A pentamer transcriptional complex including tal-1 and retinoblastoma protein downmodulates c-kit expression in normal erythroblasts.

Abstract

Human proerythroblasts and early erythroblasts, generated in vitro by normal adult progenitors, contain a pentamer protein complex comprising the tal-1 transcription factor heterodimerized with the ubiquitous E2A protein and linked to Lmo2, Ldb1, and retinoblastoma protein (pRb). The pentamer can assemble on a consensus tal-1 binding site. In the pRb(-) SAOS-2 cell line transiently transfected with a reporter plasmid containing six tal-1 binding site, pRb enhances the transcriptional activity of tal-1-E12-Lmo2 and tal-1-E12-Lmo2-Ldb1 complexes but not that of a tal-1-E12 heterodimer. We explored the functional significance of the pentamer in erythropoiesis, specifically, its transcriptional effect on the c-kit receptor, a tal-1 target gene stimulating early hematopoietic proliferation downmodulated in erythroblasts.
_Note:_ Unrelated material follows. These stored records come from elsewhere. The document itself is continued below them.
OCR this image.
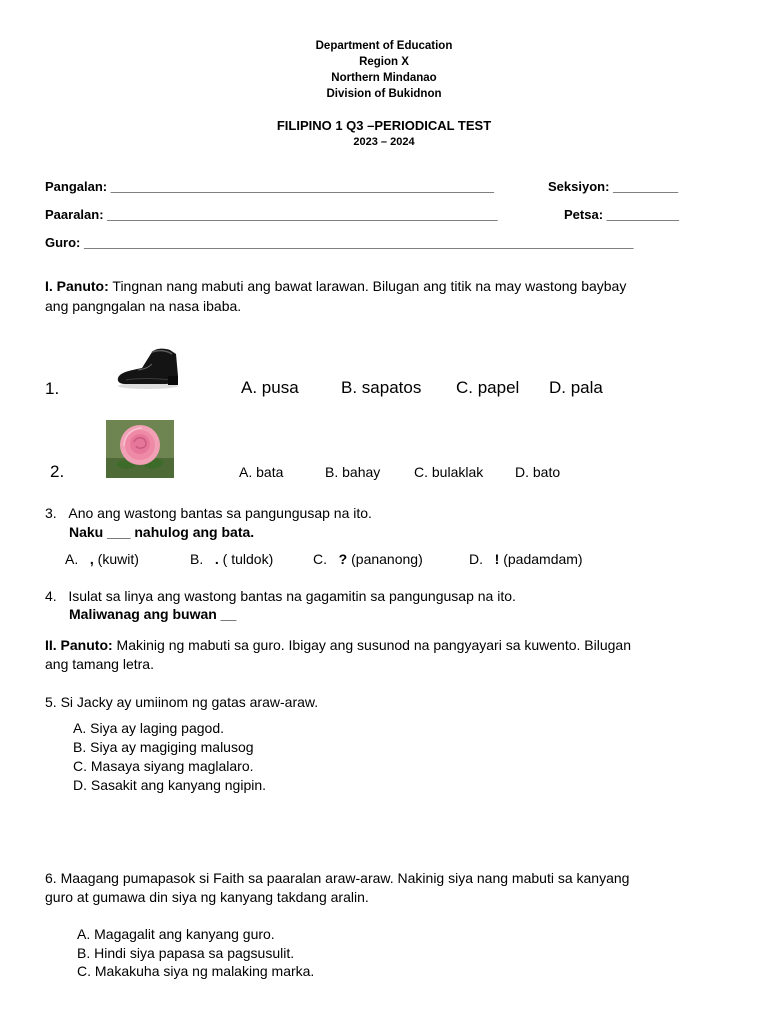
Department of Education
Region X
Northern Mindanao
Division of Bukidnon
FILIPINO 1 Q3 –PERIODICAL TEST
2023 – 2024
Pangalan: _____________________________________________________	Seksiyon: _________
Paaralan: ______________________________________________________	Petsa: __________
Guro: ____________________________________________________________________________
I. Panuto: Tingnan nang mabuti ang bawat larawan. Bilugan ang titik na may wastong baybay
ang pangngalan na nasa ibaba.
1.	A. pusa B. sapatos C. papel D. pala
2.	A. bata	B. bahay C. bulaklak D. bato
3. Ano ang wastong bantas sa pangungusap na ito.
Naku ___ nahulog ang bata.
A. , (kuwit)	B. . ( tuldok)	C. ? (pananong)	D. ! (padamdam)
4. Isulat sa linya ang wastong bantas na gagamitin sa pangungusap na ito.
Maliwanag ang buwan __
II. Panuto: Makinig ng mabuti sa guro. Ibigay ang susunod na pangyayari sa kuwento. Bilugan
ang tamang letra.
5. Si Jacky ay umiinom ng gatas araw-araw.
A. Siya ay laging pagod.
B. Siya ay magiging malusog
C. Masaya siyang maglalaro.
D. Sasakit ang kanyang ngipin.
6. Maagang pumapasok si Faith sa paaralan araw-araw. Nakinig siya nang mabuti sa kanyang
guro at gumawa din siya ng kanyang takdang aralin.
A. Magagalit ang kanyang guro.
B. Hindi siya papasa sa pagsusulit.
C. Makakuha siya ng malaking marka.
In TF1 cells, the pentamer decreased the activity of the reporter plasmid containing the c-kit proximal promoter with two inverted E box-2 type motifs. In SAOS-2 cells the pentamer negatively regulates (i) the activity of the reporter plasmid containing the proximal human c-kit promoter and (ii) endogenous c-kit expression. In both cases pRb significantly potentiates the inhibitory effect of the tal-1-E12-Lmo2-Ldb1 tetramer. These data indicate that this pentameric complex assembled in maturing erythroblasts plays an important regulatory role in c-kit downmodulation; hypothetically, the complex may regulate the expression of other critical erythroid genes.